7 thoughts on “A destruição do mundo pelos cristãos

  1. “Não há crime para quem está com Cristo”, porque isso me lembra um certo político, “o homem mais honesto do mundo” que está cumprindo pena, mas se diz injustiçado, porque roubou um bilhão, mas tirou 20 milhões da linha da pobreza?
    Talvez por isso o que está descrito no início do seu post me pareça com a gênesis do que viria, após a Revolução Francesa, ser conhecido como esquerdismo.

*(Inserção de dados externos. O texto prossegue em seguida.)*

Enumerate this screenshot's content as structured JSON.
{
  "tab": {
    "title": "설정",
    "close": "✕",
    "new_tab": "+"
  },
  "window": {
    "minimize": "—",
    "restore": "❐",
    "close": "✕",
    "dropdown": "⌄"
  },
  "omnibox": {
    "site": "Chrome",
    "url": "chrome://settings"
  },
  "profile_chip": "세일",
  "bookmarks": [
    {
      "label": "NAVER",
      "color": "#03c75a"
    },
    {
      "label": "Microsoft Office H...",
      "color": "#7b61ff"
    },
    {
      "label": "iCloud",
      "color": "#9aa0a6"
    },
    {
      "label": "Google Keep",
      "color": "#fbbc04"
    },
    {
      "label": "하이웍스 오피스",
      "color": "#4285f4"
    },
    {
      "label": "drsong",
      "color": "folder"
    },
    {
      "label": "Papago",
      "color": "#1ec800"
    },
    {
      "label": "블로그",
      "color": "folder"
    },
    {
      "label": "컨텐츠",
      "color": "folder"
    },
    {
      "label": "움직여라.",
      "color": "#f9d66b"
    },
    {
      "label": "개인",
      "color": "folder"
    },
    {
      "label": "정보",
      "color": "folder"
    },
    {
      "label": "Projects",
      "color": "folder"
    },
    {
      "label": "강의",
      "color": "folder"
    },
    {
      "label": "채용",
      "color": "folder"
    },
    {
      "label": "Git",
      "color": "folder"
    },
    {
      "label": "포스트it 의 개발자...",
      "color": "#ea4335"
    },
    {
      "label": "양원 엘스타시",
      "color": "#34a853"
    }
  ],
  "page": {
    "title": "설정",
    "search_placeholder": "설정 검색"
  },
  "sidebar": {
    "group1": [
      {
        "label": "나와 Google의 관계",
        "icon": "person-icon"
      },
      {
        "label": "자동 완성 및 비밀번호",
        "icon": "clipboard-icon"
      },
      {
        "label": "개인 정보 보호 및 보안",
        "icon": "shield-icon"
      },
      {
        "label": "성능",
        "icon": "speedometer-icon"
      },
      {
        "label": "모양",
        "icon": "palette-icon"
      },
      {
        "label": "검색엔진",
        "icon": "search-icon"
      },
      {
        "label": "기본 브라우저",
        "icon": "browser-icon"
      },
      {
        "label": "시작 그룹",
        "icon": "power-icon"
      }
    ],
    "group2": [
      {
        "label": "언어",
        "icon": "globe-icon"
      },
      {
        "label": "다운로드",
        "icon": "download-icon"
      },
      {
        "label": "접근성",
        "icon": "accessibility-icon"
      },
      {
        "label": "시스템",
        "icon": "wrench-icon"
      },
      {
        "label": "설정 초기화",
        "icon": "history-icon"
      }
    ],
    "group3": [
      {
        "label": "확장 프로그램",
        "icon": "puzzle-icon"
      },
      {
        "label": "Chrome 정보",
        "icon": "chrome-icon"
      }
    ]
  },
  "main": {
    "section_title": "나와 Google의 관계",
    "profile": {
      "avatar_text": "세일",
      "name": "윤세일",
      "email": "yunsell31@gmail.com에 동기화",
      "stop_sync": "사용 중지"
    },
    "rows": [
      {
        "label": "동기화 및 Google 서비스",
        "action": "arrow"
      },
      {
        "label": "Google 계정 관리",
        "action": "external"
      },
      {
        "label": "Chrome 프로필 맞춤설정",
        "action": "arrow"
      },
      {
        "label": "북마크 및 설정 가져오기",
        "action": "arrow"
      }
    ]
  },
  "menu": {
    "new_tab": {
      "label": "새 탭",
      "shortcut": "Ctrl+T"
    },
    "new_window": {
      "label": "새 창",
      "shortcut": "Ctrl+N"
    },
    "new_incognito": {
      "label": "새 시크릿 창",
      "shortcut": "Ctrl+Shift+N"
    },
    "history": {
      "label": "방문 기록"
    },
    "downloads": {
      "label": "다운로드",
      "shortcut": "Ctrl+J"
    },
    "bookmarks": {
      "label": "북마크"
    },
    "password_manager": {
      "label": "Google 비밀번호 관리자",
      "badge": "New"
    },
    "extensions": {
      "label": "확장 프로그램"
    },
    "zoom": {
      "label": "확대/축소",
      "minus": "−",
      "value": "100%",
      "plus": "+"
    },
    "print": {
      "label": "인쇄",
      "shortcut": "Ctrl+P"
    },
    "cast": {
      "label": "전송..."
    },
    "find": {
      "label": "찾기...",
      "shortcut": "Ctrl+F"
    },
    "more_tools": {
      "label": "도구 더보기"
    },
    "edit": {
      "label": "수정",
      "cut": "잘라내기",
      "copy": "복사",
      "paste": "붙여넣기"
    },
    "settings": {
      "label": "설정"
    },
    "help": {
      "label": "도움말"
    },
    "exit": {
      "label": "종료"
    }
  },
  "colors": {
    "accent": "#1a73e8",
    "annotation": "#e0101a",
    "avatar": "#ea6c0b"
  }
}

    • Rapaz, me lembram mais o pessoal que votou em Bolsonaro, ou o pessoal que continua achando que Moro e Dallagnol tinham razão em passar por cima da lei pra ferrar Lula…

  2. Até num texto que resenha um livro sobre religião eles veem o Lula… Eu acho que o problema dos coxinhas em relação ao barbudão é de cunho sexual.

    • Cristãos. Pelo número altíssimo de seitas diferentes, e pelo fato de que era assim que eles se viam. Católicos, protestantes, ortodoxos, tudo isso vem depois.